An affected hand may turn in on itself, making ordinary activities like writing, fastening buttons, and opening doors and jars very difficult.
CMT disease also may produce these symptoms:
- Burning, tingling, numbness in hands and feet
- Chronic weakness and fatigue
- Difficulty with balance
- Difficulty with motor coordination (e.g., writing)
- Loss of sensation in hands and feet
- Lower leg and forearm muscle cramping
- Partial sight or hearing loss (rare)
- Scoliosis (rare)
- Weakened reflexes
Diagnosis
A physical examination may confirm a high arch, claw toes, and muscle weakness. The Achilles (above the heel) and patellar (knee) tendon reflexes are weak or absent. Muscle strength testing can reveal atrophy and can be used to establish a baseline from which disease progression can be tracked.
Examining and testing several family members for signs of neuropathy can help establish a diagnosis.
Tests
Several tests are used to determine reduced muscle responses and nerve damage.

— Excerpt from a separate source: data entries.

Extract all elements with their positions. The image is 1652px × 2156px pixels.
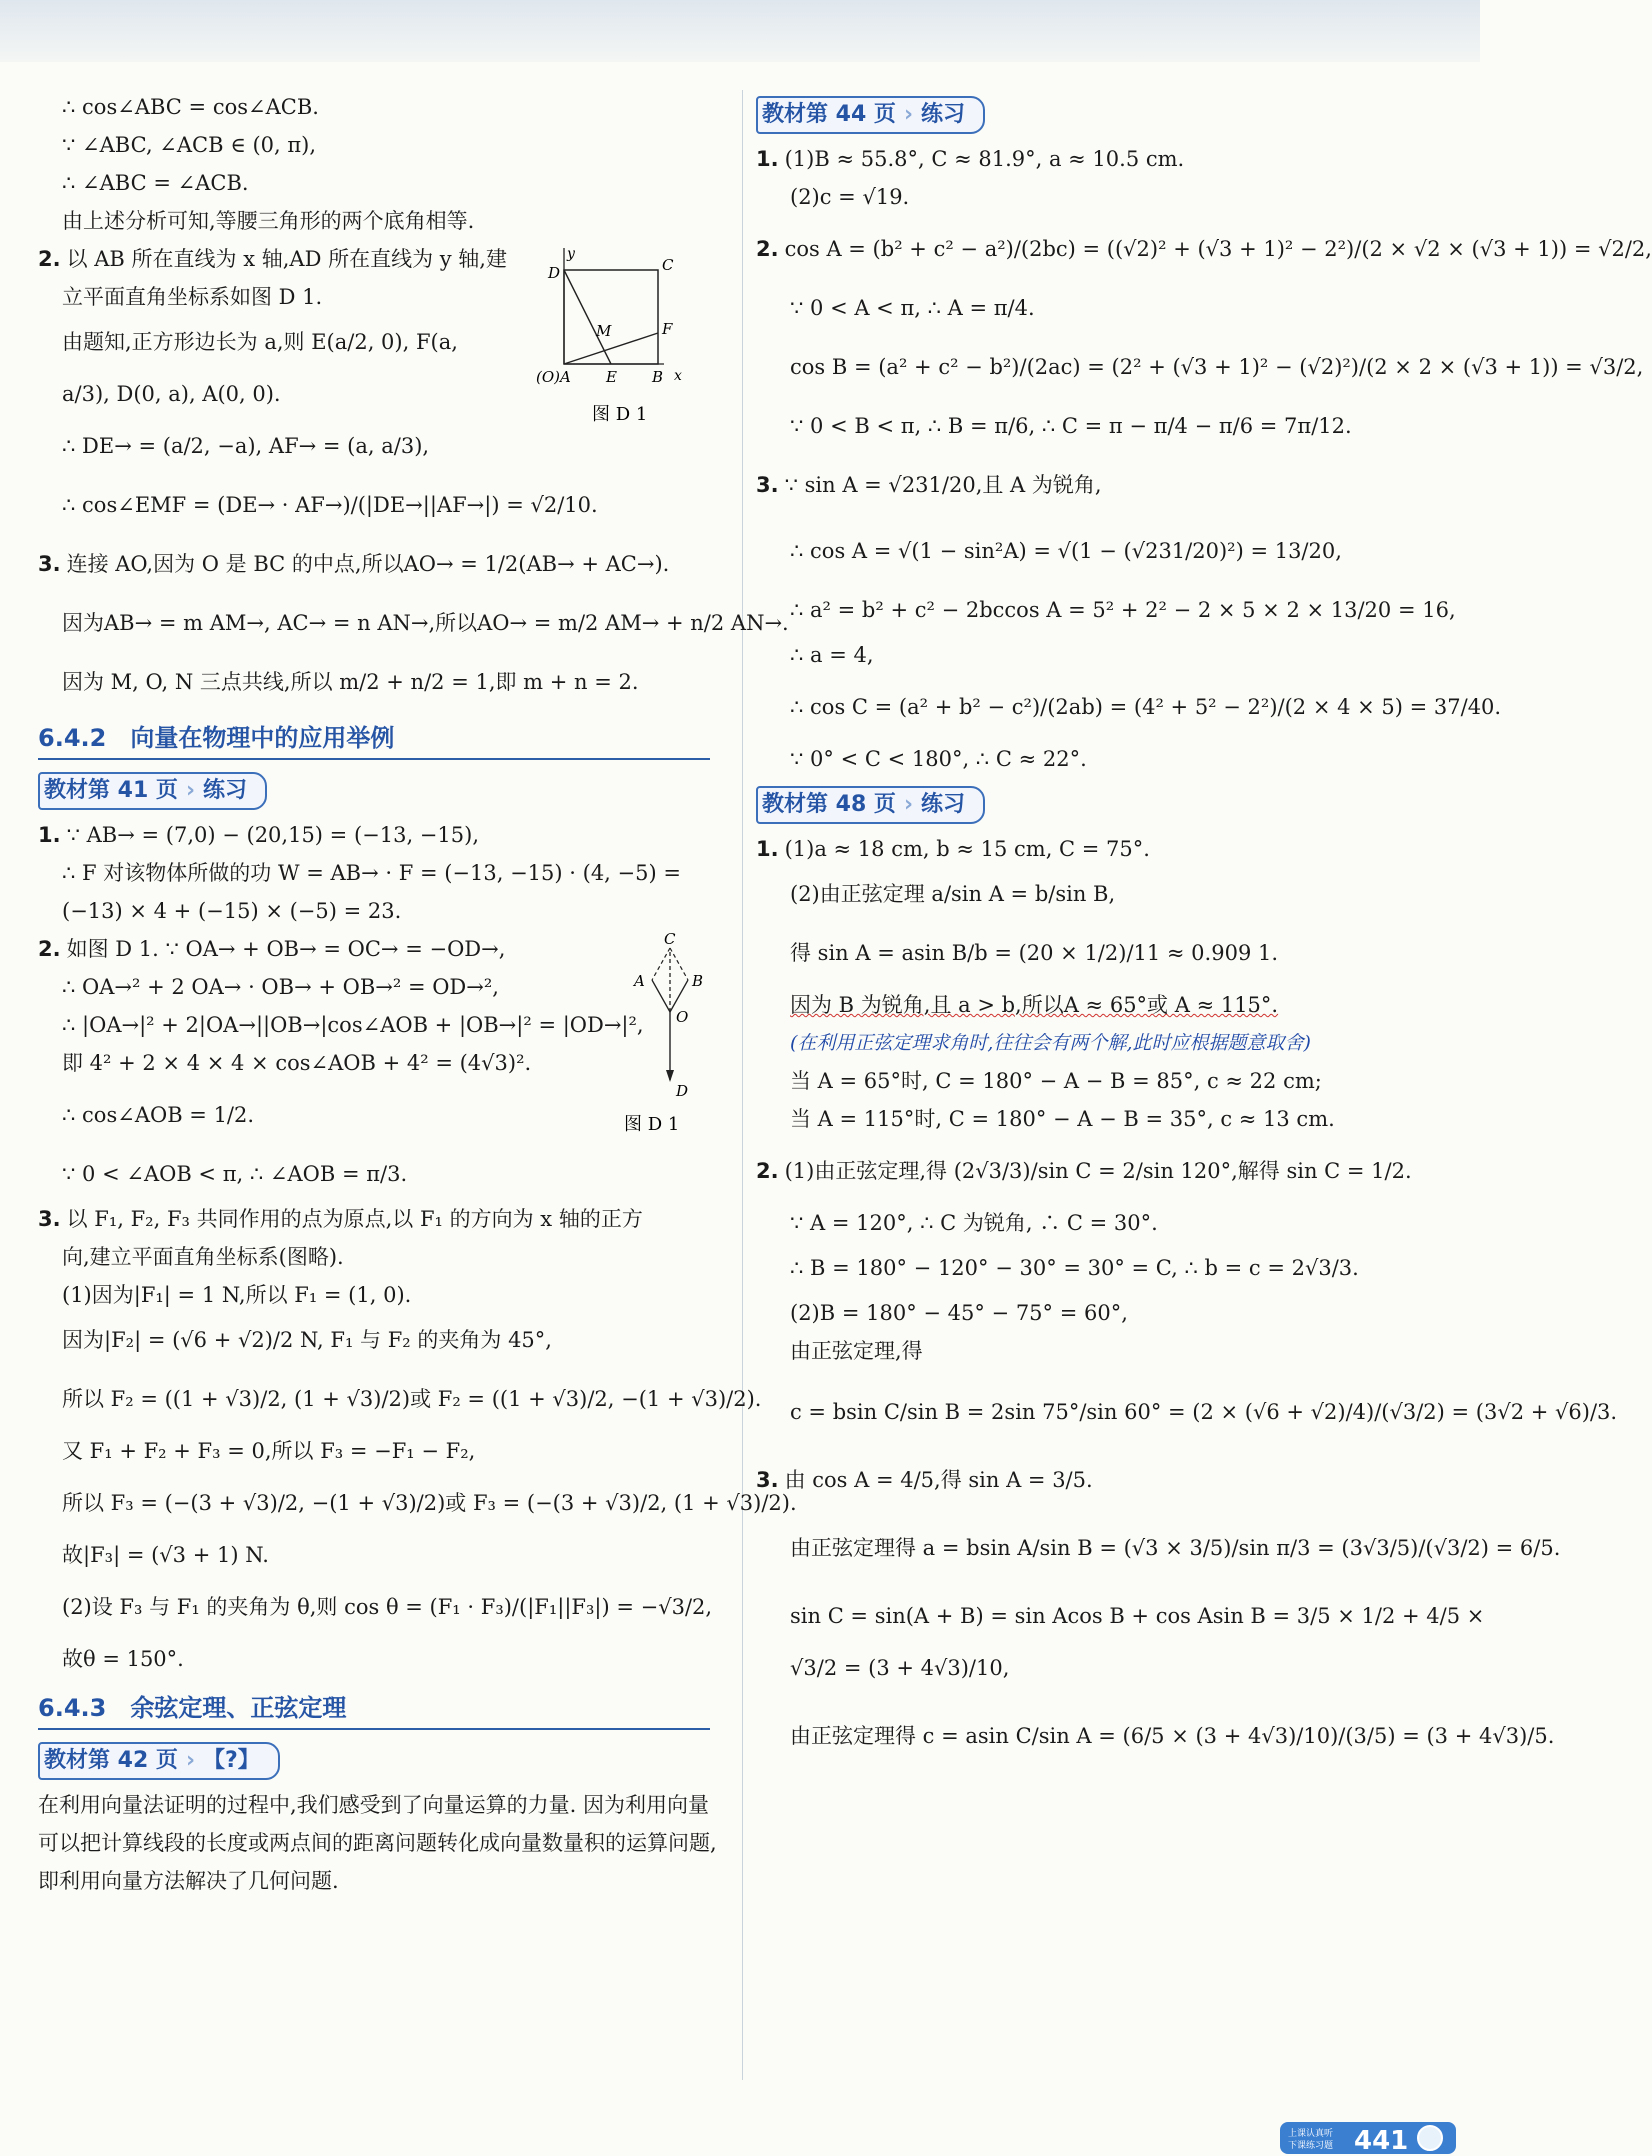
- point-label: E: [606, 368, 617, 386]
- problem-line: 因为|F₂| = (√6 + √2)/2 N, F₁ 与 F₂ 的夹角为 45°,: [62, 1328, 552, 1352]
- section-heading-6-4-2: 6.4.2 向量在物理中的应用举例: [38, 718, 710, 760]
- point-label: M: [596, 322, 612, 340]
- problem-number: 2.: [38, 247, 61, 271]
- problem-line: 以 F₁, F₂, F₃ 共同作用的点为原点,以 F₁ 的方向为 x 轴的正方: [66, 1207, 643, 1231]
- problem-line: 所以 F₃ = (−(3 + √3)/2, −(1 + √3)/2)或 F₃ = (−(3 + √3)/2, (1 + √3)/2).: [62, 1491, 797, 1515]
- problem-number: 1.: [756, 147, 779, 171]
- problem-number: 2.: [38, 937, 61, 961]
- problem-line: 当 A = 115°时, C = 180° − A − B = 35°, c ≈ 13 cm.: [790, 1107, 1335, 1131]
- problem-number: 3.: [756, 473, 779, 497]
- problem-line: ∴ B = 180° − 120° − 30° = 30° = C, ∴ b = c = 2√3/3.: [790, 1256, 1359, 1280]
- problem-number: 3.: [756, 1468, 779, 1492]
- left-column: [38, 88, 797, 1900]
- problem-number: 2.: [756, 237, 779, 261]
- textbook-page-tag-48: 教材第 48 页 › 练习: [756, 786, 985, 824]
- problem-line: 如图 D 1. ∵ OA→ + OB→ = OC→ = −OD→,: [66, 937, 506, 961]
- problem-number: 3.: [38, 1207, 61, 1231]
- exercise-48-2: [756, 1138, 1618, 1454]
- problem-line: 故|F₃| = (√3 + 1) N.: [62, 1543, 269, 1567]
- point-label: C: [664, 930, 676, 948]
- intro-line: ∴ cos∠ABC = cos∠ACB.: [62, 95, 319, 119]
- exercise-44-3: [756, 452, 1502, 778]
- problem-line: ∴ |OA→|² + 2|OA→||OB→|cos∠AOB + |OB→|² = |OD→|²,: [62, 1013, 644, 1037]
- problem-line: (2)由正弦定理 a/sin A = b/sin B,: [790, 882, 1116, 906]
- problem-line: ∴ DE→ = (a/2, −a), AF→ = (a, a/3),: [62, 434, 430, 458]
- problem-line: 由正弦定理得 a = bsin A/sin B = (√3 × 3/5)/sin π/3 = (3√3/5)/(√3/2) = 6/5.: [790, 1536, 1561, 1560]
- point-label: C: [662, 256, 674, 274]
- problem-line: 因为 M, O, N 三点共线,所以 m/2 + n/2 = 1,即 m + n = 2.: [62, 670, 639, 694]
- intro-line: 由上述分析可知,等腰三角形的两个底角相等.: [62, 209, 475, 233]
- problem-line: 所以 F₂ = ((1 + √3)/2, (1 + √3)/2)或 F₂ = ((1 + √3)/2, −(1 + √3)/2).: [62, 1387, 762, 1411]
- exercise-41-3: [38, 1200, 797, 1678]
- axis-label-x: x: [674, 368, 682, 384]
- problem-line: ∴ cos A = √(1 − sin²A) = √(1 − (√231/20)²) = 13/20,: [790, 539, 1342, 563]
- problem-line: 以 AB 所在直线为 x 轴,AD 所在直线为 y 轴,建: [66, 247, 507, 271]
- problem-number: 3.: [38, 552, 61, 576]
- figure-caption: 图 D 1: [624, 1114, 680, 1135]
- chevron-right-icon: ›: [903, 102, 914, 127]
- force-figure: [624, 930, 716, 1140]
- mascot-icon: [1418, 2126, 1442, 2150]
- problem-2: [38, 240, 724, 538]
- problem-line: cos B = (a² + c² − b²)/(2ac) = (2² + (√3 + 1)² − (√2)²)/(2 × 2 × (√3 + 1)) = √3/2,: [790, 355, 1644, 379]
- problem-line: ∵ AB→ = (7,0) − (20,15) = (−13, −15),: [66, 823, 479, 847]
- problem-line: 立平面直角坐标系如图 D 1.: [62, 285, 323, 309]
- problem-line: 又 F₁ + F₂ + F₃ = 0,所以 F₃ = −F₁ − F₂,: [62, 1439, 476, 1463]
- point-label: A: [634, 972, 645, 990]
- problem-line: sin C = sin(A + B) = sin Acos B + cos Asin B = 3/5 × 1/2 + 4/5 ×: [790, 1604, 1485, 1628]
- problem-line: ∵ 0 < B < π, ∴ B = π/6, ∴ C = π − π/4 − π/6 = 7π/12.: [790, 414, 1352, 438]
- point-label: D: [548, 264, 561, 282]
- exercise-44-1: [756, 140, 1456, 216]
- intro-line: ∴ ∠ABC = ∠ACB.: [62, 171, 249, 195]
- problem-line: 得 sin A = asin B/b = (20 × 1/2)/11 ≈ 0.909 1.: [790, 941, 1279, 965]
- exercise-48-1: [756, 830, 1456, 1138]
- problem-line: 因为AB→ = m AM→, AC→ = n AN→,所以AO→ = m/2 AM→ + n/2 AN→.: [62, 611, 789, 635]
- problem-line: 由 cos A = 4/5,得 sin A = 3/5.: [784, 1468, 1093, 1492]
- problem-line: 连接 AO,因为 O 是 BC 的中点,所以AO→ = 1/2(AB→ + AC→).: [66, 552, 670, 576]
- problem-line: (2)c = √19.: [790, 185, 910, 209]
- problem-line: 因为 B 为锐角,且 a > b,所以A ≈ 65°或 A ≈ 115°.: [790, 993, 1279, 1017]
- problem-line: (1)由正弦定理,得 (2√3/3)/sin C = 2/sin 120°,解得 sin C = 1/2.: [784, 1159, 1412, 1183]
- problem-line: 由正弦定理,得: [790, 1339, 923, 1363]
- problem-line: (−13) × 4 + (−15) × (−5) = 23.: [62, 899, 402, 923]
- problem-line: ∵ 0 < A < π, ∴ A = π/4.: [790, 296, 1035, 320]
- page-number-badge: [1280, 2118, 1460, 2156]
- problem-line: (1)a ≈ 18 cm, b ≈ 15 cm, C = 75°.: [784, 837, 1150, 861]
- problem-line: cos A = (b² + c² − a²)/(2bc) = ((√2)² + (√3 + 1)² − 2²)/(2 × √2 × (√3 + 1)) = √2/2,: [784, 237, 1652, 261]
- problem-line: ∴ a = 4,: [790, 643, 874, 667]
- problem-line: ∴ a² = b² + c² − 2bccos A = 5² + 2² − 2 × 5 × 2 × 13/20 = 16,: [790, 598, 1456, 622]
- problem-line: 故θ = 150°.: [62, 1647, 184, 1671]
- intro-line: ∵ ∠ABC, ∠ACB ∈ (0, π),: [62, 133, 317, 157]
- problem-line: c = bsin C/sin B = 2sin 75°/sin 60° = (2 × (√6 + √2)/4)/(√3/2) = (3√2 + √6)/3.: [790, 1400, 1618, 1424]
- chevron-right-icon: ›: [185, 778, 196, 803]
- problem-line: ∴ OA→² + 2 OA→ · OB→ + OB→² = OD→²,: [62, 975, 499, 999]
- exercise-41-2: [38, 930, 724, 1200]
- exercise-44-2: [756, 216, 1652, 452]
- point-label: (O)A: [536, 368, 571, 386]
- paragraph-42: 在利用向量法证明的过程中,我们感受到了向量运算的力量. 因为利用向量可以把计算线段的长度或两点间的距离问题转化成向量数量积的运算问题,即利用向量方法解决了几何问题.: [38, 1793, 717, 1893]
- page-number: 441: [1354, 2126, 1409, 2156]
- problem-line: (2)设 F₃ 与 F₁ 的夹角为 θ,则 cos θ = (F₁ · F₃)/(|F₁||F₃|) = −√3/2,: [62, 1595, 713, 1619]
- problem-line: ∴ cos∠EMF = (DE→ · AF→)/(|DE→||AF→|) = √2/10.: [62, 493, 598, 517]
- chevron-right-icon: ›: [903, 792, 914, 817]
- point-label: D: [676, 1082, 689, 1100]
- column-divider: [742, 90, 743, 2080]
- problem-line: √3/2 = (3 + 4√3)/10,: [790, 1656, 1010, 1680]
- textbook-page-tag-44: 教材第 44 页 › 练习: [756, 96, 985, 134]
- problem-line: ∵ A = 120°, ∴ C 为锐角, ∴ C = 30°.: [790, 1211, 1158, 1235]
- problem-line: 由题知,正方形边长为 a,则 E(a/2, 0), F(a,: [62, 330, 458, 354]
- chevron-right-icon: ›: [185, 1748, 196, 1773]
- textbook-page-tag-42: 教材第 42 页 › 【?】: [38, 1742, 280, 1780]
- axis-label-y: y: [567, 246, 575, 262]
- problem-line: (2)B = 180° − 45° − 75° = 60°,: [790, 1301, 1128, 1325]
- problem-line: 当 A = 65°时, C = 180° − A − B = 85°, c ≈ 22 cm;: [790, 1069, 1322, 1093]
- top-color-band: [0, 0, 1480, 62]
- square-figure: [536, 246, 722, 436]
- problem-line: 由正弦定理得 c = asin C/sin A = (6/5 × (3 + 4√3)/10)/(3/5) = (3 + 4√3)/5.: [790, 1724, 1555, 1748]
- problem-3: [38, 538, 789, 708]
- problem-line: a/3), D(0, a), A(0, 0).: [62, 382, 281, 406]
- problem-line: ∵ sin A = √231/20,且 A 为锐角,: [784, 473, 1102, 497]
- point-label: O: [676, 1008, 689, 1026]
- right-column: [756, 96, 1652, 1778]
- problem-number: 1.: [38, 823, 61, 847]
- badge-text-line: 上课认真听: [1288, 2129, 1334, 2139]
- problem-line: ∵ 0° < C < 180°, ∴ C ≈ 22°.: [790, 747, 1087, 771]
- problem-line: ∵ 0 < ∠AOB < π, ∴ ∠AOB = π/3.: [62, 1162, 408, 1186]
- problem-line: ∴ F 对该物体所做的功 W = AB→ · F = (−13, −15) · (4, −5) =: [62, 861, 681, 885]
- point-label: B: [652, 368, 664, 386]
- exercise-41-1: [38, 816, 724, 930]
- problem-number: 1.: [756, 837, 779, 861]
- section-heading-6-4-3: 6.4.3 余弦定理、正弦定理: [38, 1688, 710, 1730]
- point-label: F: [662, 320, 673, 338]
- problem-line: ∴ cos C = (a² + b² − c²)/(2ab) = (4² + 5² − 2²)/(2 × 4 × 5) = 37/40.: [790, 695, 1502, 719]
- figure-caption: 图 D 1: [592, 404, 648, 425]
- problem-number: 2.: [756, 1159, 779, 1183]
- textbook-page-tag-41: 教材第 41 页 › 练习: [38, 772, 267, 810]
- badge-text-line: 下课练习题: [1288, 2141, 1334, 2151]
- problem-line: 向,建立平面直角坐标系(图略).: [62, 1245, 344, 1269]
- problem-line: (1)B ≈ 55.8°, C ≈ 81.9°, a ≈ 10.5 cm.: [784, 147, 1185, 171]
- point-label: B: [692, 972, 704, 990]
- problem-line: 即 4² + 2 × 4 × 4 × cos∠AOB + 4² = (4√3)².: [62, 1051, 532, 1075]
- problem-line: (1)因为|F₁| = 1 N,所以 F₁ = (1, 0).: [62, 1283, 412, 1307]
- handwritten-note: (在利用正弦定理求角时,往往会有两个解,此时应根据题意取舍): [790, 1032, 1311, 1054]
- exercise-48-3: [756, 1454, 1561, 1778]
- problem-line: ∴ cos∠AOB = 1/2.: [62, 1103, 255, 1127]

- A nerve conduction velocity (NCV) study measures the speed of nerve signal conduction. A patient with CMT1 has slower than normal NCV readings due to myelin deterioration.
- Electromyography (EMG) records muscle activity during voluntary contractions and when electrically stimulated. It also determines if muscles are receiving neurological stimulation.
- Magnetic resonance imaging (MRI scan) establishes whether the nerves in the spinal cord have been affected (rare).
- A DNA blood test can identify some types of the disorder.
EMG and NCV tests, which can be used in combination, are often referred to as EMG/NCV studies.
Treatment
Treatment for CMT depends on the severity of symptoms and the age of the patient. The goal is to make the patient comfortable and increase the ability to perform daily activities.
Orthotics
Orthotics may be prescribed to improve mobility and gait, provide support, and decrease risk of injury.
In the early stages of CMT, foot deformities can be corrected with braces that help maintain proper foot and leg alignment and reduce the risk of sprains. Splints are used on the forearm and hand.
If muscle weakness in the leg causes the foot to drag while walking, the patient can be fitted with a special brace that holds the foot at a 90-degree angle to the leg. If the entire lower leg is severely weakened, braces that extend above the knee and attach to the stronger muscles of the upper leg can provide adequate support.
Custom-made shoes and/or inserts can improve gait and redistribute the weight of the body on the foot.
Physical therapy
Physical therapy helps maintain muscle strength and endurance in the affected limbs.
Surgery
If rigid foot deformity prevents the foot from being manipulated into proper alignment with a brace, surgery may help. The goal of surgery is to help the foot and leg function as normally as possible, so the patient can walk with minimal difficulty. When foot muscles are too weak to hold the bones in proper position, the foot bones can be surgically fused to provide stability and support.
Prognosis
Foot and hand deformity and walking problems are lifelong disabilities. Mental function and longevity usually are not affected, however, and most people with CMT lead productive lives.